How to get the systemd resolver to resolve local (i.e. unqalified) names?
Tom H
tomh0665 at gmail.com
Tue Jun 6 08:31:55 UTC 2017
On Sun, Jun 4, 2017 at 2:50 PM, Xen <list at xenhideout.nl> wrote:
> Tom H schreef op 04-06-2017 19:53:
>> The search list is normally determined from the local domain name; by
>> default, it contains only the local domain name.
>
> Hmm. I personally still don't know exactly how the local domain name is
> usually configured.
>
> You can put it in /etc/hostname but it is not also in /etc/hosts, your local
> resolving might not find it?
>
> ie. I always have in /etc/hosts:
>
> IP host host.local
You shouldn't use "local" as a domainname; it's reserved for mdns.

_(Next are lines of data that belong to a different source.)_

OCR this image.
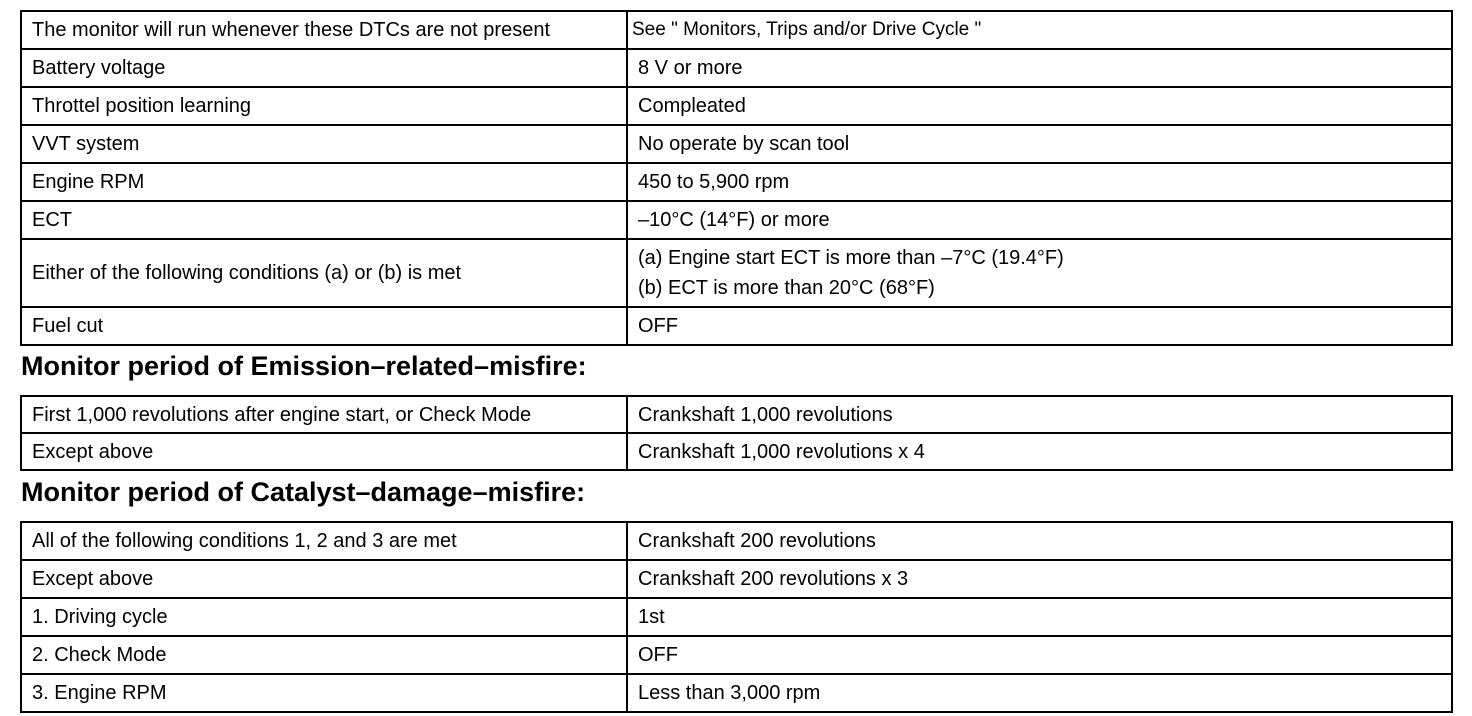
The monitor will run whenever these DTCs are not present	See " Monitors, Trips and/or Drive Cycle "
Battery voltage	8 V or more
Throttel position learning	Compleated
VVT system	No operate by scan tool
Engine RPM	450 to 5,900 rpm
ECT	–10°C (14°F) or more
Either of the following conditions (a) or (b) is met	(a) Engine start ECT is more than –7°C (19.4°F)
(b) ECT is more than 20°C (68°F)

Fuel cut	OFF
Monitor period of Emission–related–misfire:
First 1,000 revolutions after engine start, or Check Mode	Crankshaft 1,000 revolutions
Except above	Crankshaft 1,000 revolutions x 4
Monitor period of Catalyst–damage–misfire:
All of the following conditions 1, 2 and 3 are met	Crankshaft 200 revolutions
Except above	Crankshaft 200 revolutions x 3
1. Driving cycle	1st
2. Check Mode	OFF
3. Engine RPM	Less than 3,000 rpm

> at that point hostname -f will give a result.
>
> but only hostname (/etc/hostname) might not work.
>
> so I don't exactly know where it derives the local domain from :p.
What I do (ignoring ipv6 in hosts):
1) on non-systemd
1a) cat /etc/hostname
hostname
1b) cat /etc/hosts
127.0.0.1 localhost
127.0.1.1 hostname.domainname hostname
The domainname is determined from the "127.0.1.1" line.
2) on recent systemd (or when myhostname is installed with or without systemd)
1a) cat /etc/hostname
hostname.domainname
1b) cat /etc/hosts
127.0.0.1 localhost
The domainname is determined from having "myhostname" on the "hosts"
line in "/etc/nsswitch.conf".
> A domain is also specific to a certain entry path. Your host could have
> different domains based on different connections.
In that case, the domainname's determined by the associated ip address
or by a dns server.
> Principally a host doesn't even have a domain. It is part of a domain, or
> can be part of one, but it does not "have" one.
ACK. Even the hostname's irrelevant, network-wise, unless you have a dns server.